The Q4’s interior is also packed with thoughtful little touches that come as a consequence of its ground-up design. It starts with the bottle holders in the doors, which, unlike in most SUVs, aren’t carved into the map pockets down low, but are actually up at the same height as the window switches, making them very easy to reach. Thanks to the lack of a transmission tunnel, the centre console has a deep storage bin, as well as a floor compartment and a couple of shelves for the wireless phone charger and your sunglasses. Other pluses include actual physical buttons and switches for the climate control, an excellent Sonos audio system, and Audi’s fine digital cockpit, which now has a special e-tron display mode focused on economical driving.

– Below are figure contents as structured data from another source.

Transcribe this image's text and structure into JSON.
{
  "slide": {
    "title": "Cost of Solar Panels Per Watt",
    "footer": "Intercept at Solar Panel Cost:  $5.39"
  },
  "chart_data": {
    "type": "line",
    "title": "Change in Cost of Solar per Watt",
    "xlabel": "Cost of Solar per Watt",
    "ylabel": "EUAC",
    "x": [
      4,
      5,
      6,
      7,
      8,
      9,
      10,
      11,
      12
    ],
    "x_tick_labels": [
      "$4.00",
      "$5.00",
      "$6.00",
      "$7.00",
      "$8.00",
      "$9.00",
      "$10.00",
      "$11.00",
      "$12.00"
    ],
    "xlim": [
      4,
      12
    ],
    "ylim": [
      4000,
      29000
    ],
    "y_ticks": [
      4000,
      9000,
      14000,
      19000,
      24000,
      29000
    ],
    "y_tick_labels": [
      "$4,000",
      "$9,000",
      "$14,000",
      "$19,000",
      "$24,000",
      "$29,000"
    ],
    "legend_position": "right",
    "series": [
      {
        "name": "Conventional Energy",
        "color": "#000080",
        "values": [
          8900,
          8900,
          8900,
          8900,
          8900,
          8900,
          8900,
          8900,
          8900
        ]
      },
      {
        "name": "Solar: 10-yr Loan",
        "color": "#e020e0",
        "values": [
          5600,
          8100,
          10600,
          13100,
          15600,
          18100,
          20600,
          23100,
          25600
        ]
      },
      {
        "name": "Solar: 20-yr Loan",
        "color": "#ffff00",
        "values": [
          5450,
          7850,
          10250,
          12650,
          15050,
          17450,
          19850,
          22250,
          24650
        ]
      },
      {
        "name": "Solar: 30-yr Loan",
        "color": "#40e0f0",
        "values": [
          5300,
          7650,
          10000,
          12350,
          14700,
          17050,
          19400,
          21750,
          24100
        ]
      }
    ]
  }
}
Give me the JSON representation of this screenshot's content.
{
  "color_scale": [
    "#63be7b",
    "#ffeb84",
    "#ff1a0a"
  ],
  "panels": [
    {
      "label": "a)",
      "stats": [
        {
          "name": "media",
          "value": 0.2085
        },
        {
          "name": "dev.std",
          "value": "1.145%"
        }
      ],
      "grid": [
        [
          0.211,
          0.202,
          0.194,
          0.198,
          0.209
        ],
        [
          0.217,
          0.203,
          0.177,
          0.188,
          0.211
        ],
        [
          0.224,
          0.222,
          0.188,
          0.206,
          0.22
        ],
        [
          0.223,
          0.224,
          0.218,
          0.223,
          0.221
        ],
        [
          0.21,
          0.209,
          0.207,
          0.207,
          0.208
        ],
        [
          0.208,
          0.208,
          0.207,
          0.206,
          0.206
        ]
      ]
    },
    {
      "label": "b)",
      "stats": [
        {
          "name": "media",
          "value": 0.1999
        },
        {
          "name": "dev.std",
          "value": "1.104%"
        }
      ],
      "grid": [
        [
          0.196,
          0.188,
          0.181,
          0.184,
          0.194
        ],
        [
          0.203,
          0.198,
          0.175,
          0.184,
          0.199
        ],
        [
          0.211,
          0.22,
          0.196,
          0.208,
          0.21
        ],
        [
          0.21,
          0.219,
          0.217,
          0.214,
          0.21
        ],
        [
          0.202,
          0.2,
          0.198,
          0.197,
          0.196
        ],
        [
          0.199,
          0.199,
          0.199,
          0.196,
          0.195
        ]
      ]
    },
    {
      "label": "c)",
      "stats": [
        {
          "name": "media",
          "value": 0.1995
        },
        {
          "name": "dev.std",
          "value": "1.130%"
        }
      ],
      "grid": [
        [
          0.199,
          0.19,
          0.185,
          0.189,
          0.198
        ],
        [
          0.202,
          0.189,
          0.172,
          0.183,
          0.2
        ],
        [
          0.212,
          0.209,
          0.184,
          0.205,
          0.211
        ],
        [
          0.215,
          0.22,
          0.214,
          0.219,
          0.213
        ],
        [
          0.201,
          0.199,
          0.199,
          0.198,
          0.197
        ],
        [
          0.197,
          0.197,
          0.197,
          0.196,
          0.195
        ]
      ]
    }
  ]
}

For a vehicle that costs just under $60,000 to start, the Q4’s cabin isn’t perfect. The seats are up to Audi’s usual excellent standards, but the trim materials used on the dash and door panels aren’t, with shiny, scratchy black and grey plastic dominating. Some controls, such as for the drive modes, are tough to reach. And there’s no seat memory function. And what’s up with the strange, hexagon-shaped steering wheel? It may look high-tech, but it feels unnatural on the move, especially during low-speed maneuvers where some hand-over-hand action is required.
Impressive Efficiency And Economy
Thanks to its smooth, aerodynamic shape and its electric-first architecture, the Q4 e-tron is impressively efficient. Its standard 82-kWh battery is rated by Transport Canada to deliver 388 km of range, but I actually saw the Q4’s range estimate on a full charge exceed 460 km in temperate summer conditions. Drive sensibly and use the car’s technology properly, and you’ll regularly exceed the government estimates.
When it comes time to charge, the Q4 e-tron’s 125-kW charging ability isn’t class-leading, nor is its 400-volt electrical architecture. Still, charging from 5 to 80 per cent on a Level 3 charger takes a reasonable 38 minutes, time for a bathroom break and a coffee when stopping on a road trip. Four years of 30-minute Electrify Canada charging sessions come free with every Q4 e-tron, and their network is one of the best, with the latest, fastest chargers and a handy smartphone app. For day-to-day use, a Level 2 home charger installed at home will give you the best experience, letting you begin your routine with a full charge every day.
Priced at $59,950 to start, the Q4 isn’t an inexpensive SUV, but it slots nicely between Audi’s Q5 and high-performance SQ5 gasoline SUVs in price. In terms of feature content and technology, the Q4 e-tron is a match for the more conventional Audis, and its electronic systems are arguably even more advanced. Interior space and comfort is superior as well, even if the overall level of finish inside isn’t quite to the same level.
More importantly, the Q4 e-tron delivers real-world performance and acceleration that eclipses both of Audi’s mainstream gasoline SUVs. And once you factor in how much you’ll save by not filling up with premium gas, the Q4’s overall cost of ownership is also a win. Indeed, when viewed as a total package, the Q4 is an excellent overall value, and a package that’s good enough to make you wonder why anyone would need or want the more expensive, more luxurious, but shorter-range e-tron or e-tron sportback.